No dearth of photo ops hereabouts. The court is framed by a number of tall apartment buildings, and an Argie tv crew has bribed some of the inhabitants into use of an overhanging balcony, from which they shoot virtually the whole match, videotapes of which will be run on local outlets later this evening, with a Chilean tvcaster providing an extensive play-by-play. Tomorrow's press will also feature some good shots of Haig wielding his macho racket (with the tip of your old Dad's Prince visible in one or two of them) - a fact which will piss off Dean Fischer. Why? Because he has strongly recommended a pool photo op but had been turned down by the "bureaucrats" - his contemptuous characterization of Tom Enders & Co. - who felt that the Secretary should not be seen at play during such a critical juncture in the mission!). As I say, a fun scene - after a 5-2 lead in the second set we coast and then have to scramble to take a 7-6 tiebreaker - including some comfortable chit-chat with the Secretary as we head back to the hotel and more applause from the rubber-necks lined up in the lobby.

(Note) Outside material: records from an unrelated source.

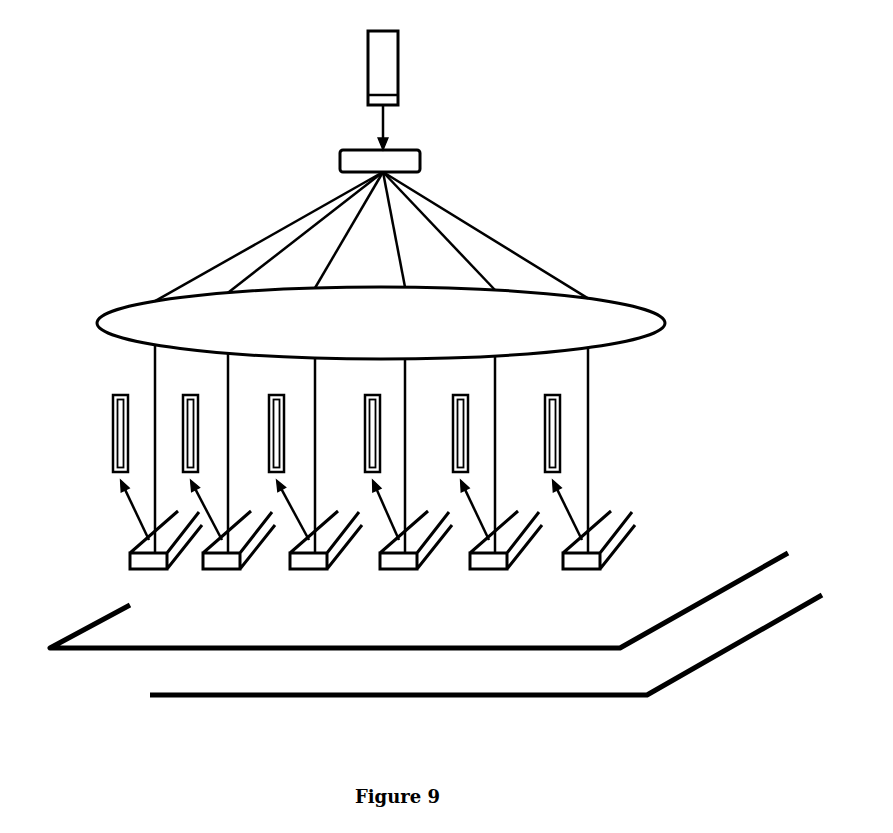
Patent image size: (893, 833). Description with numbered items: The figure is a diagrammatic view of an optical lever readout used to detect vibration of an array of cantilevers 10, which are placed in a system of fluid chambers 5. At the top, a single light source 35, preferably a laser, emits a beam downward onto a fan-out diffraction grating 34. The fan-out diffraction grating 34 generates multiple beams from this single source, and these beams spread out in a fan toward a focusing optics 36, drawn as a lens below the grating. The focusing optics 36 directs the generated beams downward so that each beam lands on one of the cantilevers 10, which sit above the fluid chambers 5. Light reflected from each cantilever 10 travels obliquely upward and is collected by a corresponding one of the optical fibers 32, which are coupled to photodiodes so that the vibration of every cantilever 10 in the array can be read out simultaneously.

The fluid chambers 5 is at (697, 667).
The cantilevers 10 is at (632, 512).
The optical fibers 32 is at (108, 438).
The fan-out diffraction grating 34 is at (420, 152).
The light source 35 is at (366, 60).
The focusing optics 36 is at (637, 303).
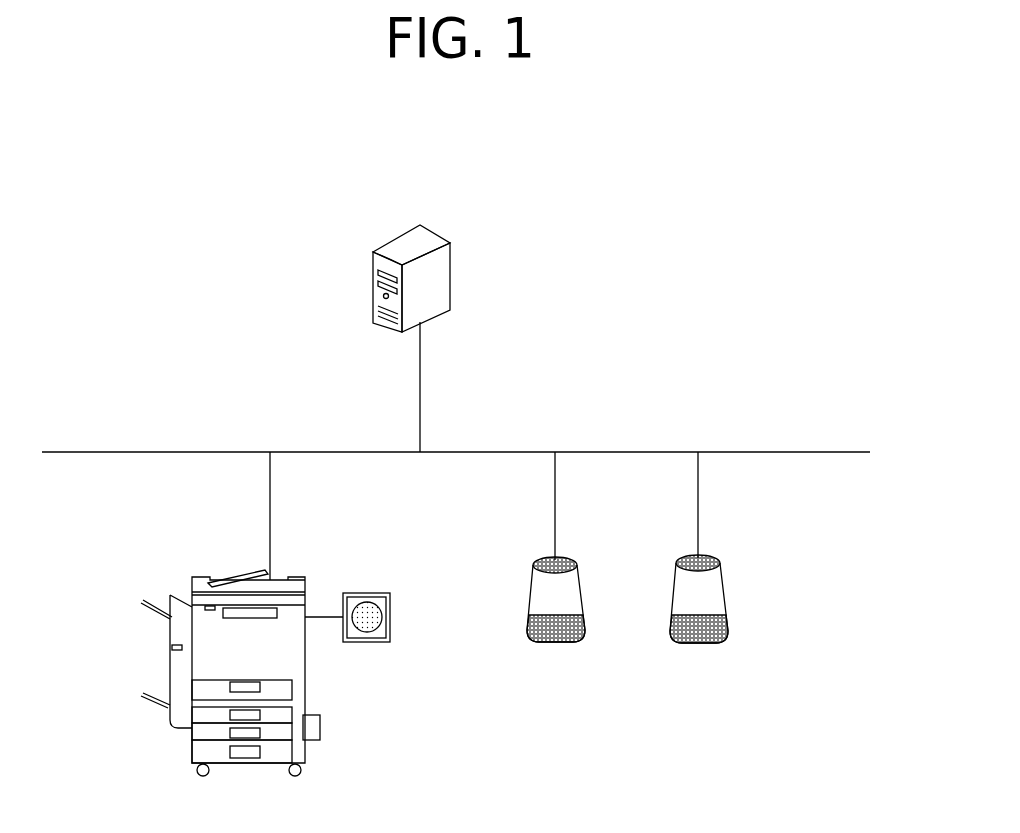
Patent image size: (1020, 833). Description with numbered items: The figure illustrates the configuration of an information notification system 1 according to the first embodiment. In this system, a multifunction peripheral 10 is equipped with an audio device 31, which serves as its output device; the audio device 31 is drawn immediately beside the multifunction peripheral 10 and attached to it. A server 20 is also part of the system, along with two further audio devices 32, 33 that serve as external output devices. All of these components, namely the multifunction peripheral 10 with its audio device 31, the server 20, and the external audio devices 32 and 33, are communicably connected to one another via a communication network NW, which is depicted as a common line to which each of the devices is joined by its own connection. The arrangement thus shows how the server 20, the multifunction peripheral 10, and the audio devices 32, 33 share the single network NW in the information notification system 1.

The information notification system 1 is at (779, 242).
The communication network NW is at (800, 452).
The multifunction peripheral 10 is at (192, 577).
The server 20 is at (437, 273).
The audio device 31 is at (370, 597).
The audio device 32 is at (578, 580).
The audio device 33 is at (725, 580).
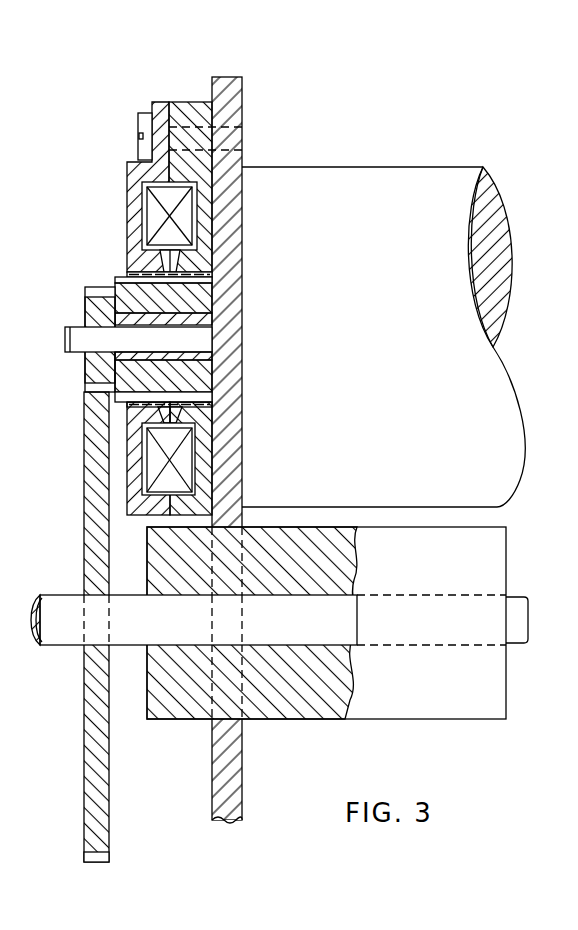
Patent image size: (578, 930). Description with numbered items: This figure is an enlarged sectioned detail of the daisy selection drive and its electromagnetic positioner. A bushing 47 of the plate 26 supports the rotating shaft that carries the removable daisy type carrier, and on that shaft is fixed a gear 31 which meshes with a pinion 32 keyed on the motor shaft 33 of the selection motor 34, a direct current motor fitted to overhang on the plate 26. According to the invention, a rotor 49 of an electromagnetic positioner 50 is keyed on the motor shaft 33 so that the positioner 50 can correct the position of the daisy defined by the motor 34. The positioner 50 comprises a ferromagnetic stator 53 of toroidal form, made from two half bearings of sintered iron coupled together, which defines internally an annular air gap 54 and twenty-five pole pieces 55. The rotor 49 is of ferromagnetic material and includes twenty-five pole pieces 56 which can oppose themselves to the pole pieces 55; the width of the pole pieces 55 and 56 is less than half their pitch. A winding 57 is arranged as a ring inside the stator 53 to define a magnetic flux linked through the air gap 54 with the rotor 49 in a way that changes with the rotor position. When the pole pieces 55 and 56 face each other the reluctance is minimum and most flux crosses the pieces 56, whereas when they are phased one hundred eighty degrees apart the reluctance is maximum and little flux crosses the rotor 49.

The plate 26 is at (252, 764).
The gear 31 is at (88, 523).
The pinion 32 is at (97, 288).
The motor shaft 33 is at (80, 335).
The selection motor 34 is at (407, 178).
The bushing 47 is at (384, 706).
The rotor 49 is at (200, 303).
The electromagnetic positioner 50 is at (122, 141).
The ferromagnetic stator 53 is at (203, 162).
The annular air gap 54 is at (180, 247).
The pole pieces 55 is at (190, 430).
The pole pieces 56 is at (205, 396).
The winding 57 is at (187, 477).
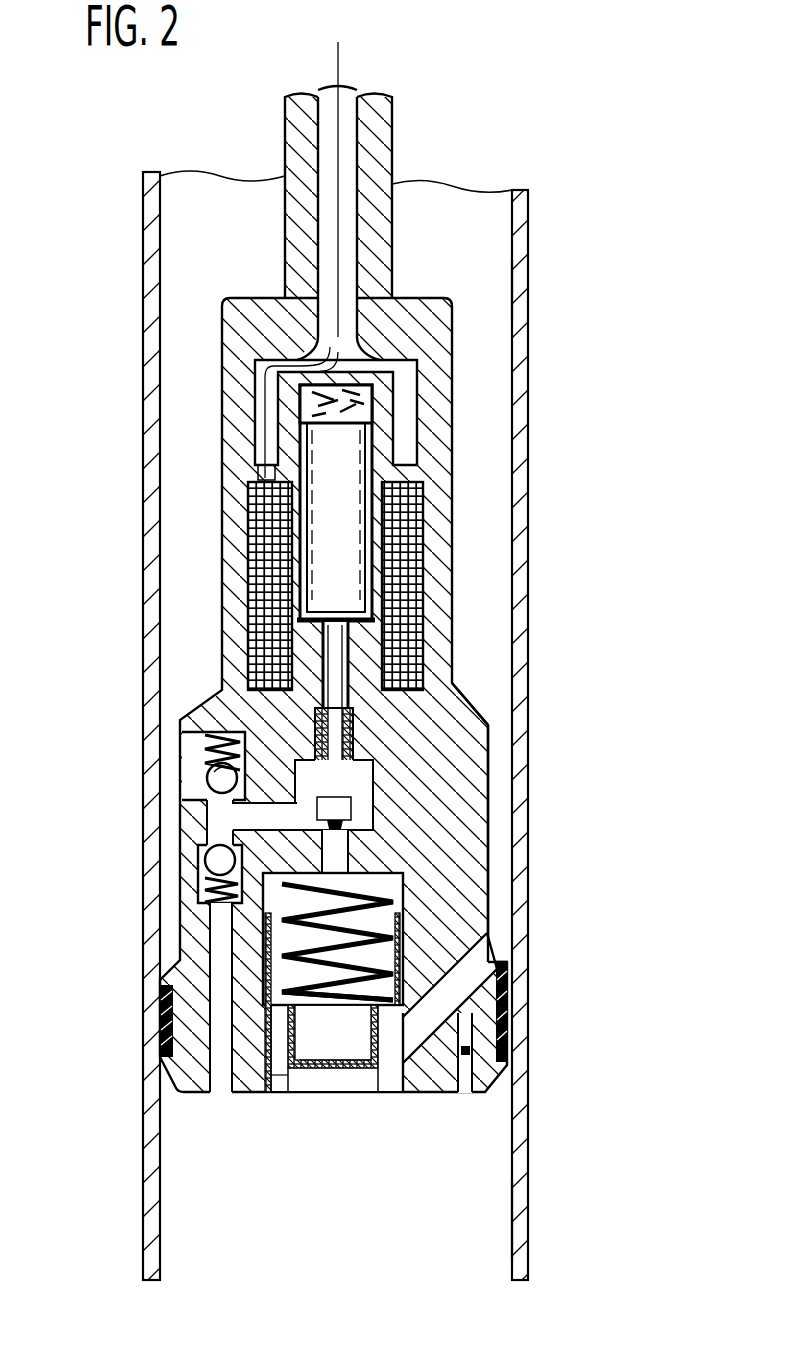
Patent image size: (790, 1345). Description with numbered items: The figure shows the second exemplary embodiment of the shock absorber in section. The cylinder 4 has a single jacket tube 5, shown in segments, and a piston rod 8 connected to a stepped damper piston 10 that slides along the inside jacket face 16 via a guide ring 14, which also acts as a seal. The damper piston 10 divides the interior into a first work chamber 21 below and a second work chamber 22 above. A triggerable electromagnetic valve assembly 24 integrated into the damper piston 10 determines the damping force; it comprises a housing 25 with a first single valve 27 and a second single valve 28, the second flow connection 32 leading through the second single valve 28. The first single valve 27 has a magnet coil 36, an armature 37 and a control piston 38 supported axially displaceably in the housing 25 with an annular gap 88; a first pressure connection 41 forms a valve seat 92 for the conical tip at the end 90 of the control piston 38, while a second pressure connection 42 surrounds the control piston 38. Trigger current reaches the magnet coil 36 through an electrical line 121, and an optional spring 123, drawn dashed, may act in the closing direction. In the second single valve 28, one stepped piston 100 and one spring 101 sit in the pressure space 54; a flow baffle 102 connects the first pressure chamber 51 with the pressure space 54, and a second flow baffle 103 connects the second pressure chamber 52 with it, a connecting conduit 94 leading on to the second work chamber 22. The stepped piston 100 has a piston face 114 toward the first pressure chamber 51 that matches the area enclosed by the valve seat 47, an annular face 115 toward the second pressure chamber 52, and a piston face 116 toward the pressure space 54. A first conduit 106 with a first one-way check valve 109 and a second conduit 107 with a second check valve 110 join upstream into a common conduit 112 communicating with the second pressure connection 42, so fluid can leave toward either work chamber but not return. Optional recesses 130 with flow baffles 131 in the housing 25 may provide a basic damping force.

I accompany the motorcade back to the Casa Rosada this afternoon, but no way am I gonna cool my heels around these Argie thugs again. Just a few minutes on Plaza de Mayo to get the lay of the land, then back to the hotel to rendez-vous with Dean Fischer, a citizen similarly determined to avoid dead time. … we stroll at length through the Sunday crowd of lolly-gaggers on the Florida, B.A.'s pedestrian mall where most of the fancy shops are concentrated, including an affiliate of Harrod's (love the signs saturating its shop windows: HARROD'S, LA GRAN TIENDA ARGENTINA, ADHIERE AL GRAN MOMENTO NACIONAL - reminds me of the notices you used to see in the rioting black ghettos back home, PLEASE DO NOT TRASH THIS STORE, IT IS OWNED BY A SOUL BROTHER …) …

… Haig's return from the Casa Rosada and the post-mortem caucus … happens … about 2 in the morning, the beginning of the really down part of this long day. Seems I was courageous (or incautious) enough to convey to the Secretary via Tom Enders my growing sense of Washington unease at the course of these interminable talks. I told the latter of my secure-phone exchanges with both the Judge and Bud McFarlane and the concern I detected on their part about both the length of the "negotiations" and the lack of detailed information coming out of them. Was I wise to give this raw to Enders? Should I have button-holed the Secretary directly on the side? Tom is a super-bright guy, but he is super-arrogant too - I think of Larry the Eagle's remark, "He may be six foot, eight inches tall, but he still has a Napoleonic Complex!" - and what's more, he may be seriously afflicted by the Fatigue Factor. Having invested so much physical and psychic expenditure in this enterprise, he may not be fully capable of judging when the moment has come to break it off (I for one believe the Secretary has already lingered at least a day longer than he should have). In any event, I am not altogether sure how Big Tom has cast my remarks vis-à-vis Haig. The former has already curtly dismissed a Sec-Pres I strongly recommended he endorse as "too defensive" (the [fo.176 begins] message was meant to be a loyal, assist-covering summation with which Haig could provide some of the filler detail the White House felt it lacked while at the same time putting the likely failure of our efforts into a larger context, emphasizing the long-shot pessimism with which we approached this whole caper), and I really do wonder if Tom's judgment is not seriously in question at the moment. I go back to bed, only to be resummoned into the Secretary's suite at 3. He is exercised about the mood I conveyed from Clark and McFarlane - "Jim, what is this crap about the White House being worried over what's going on!" - and even though his aide Woody Goldberg will tell me later that the SecState trusts me and values my honesty, I go back to a four-hour sleep riddled with disquiet. Is that Malta Ambassadorship, seemingly so close, now floating out of my reach like the will-o'-the-wisp I always suspected it to be?????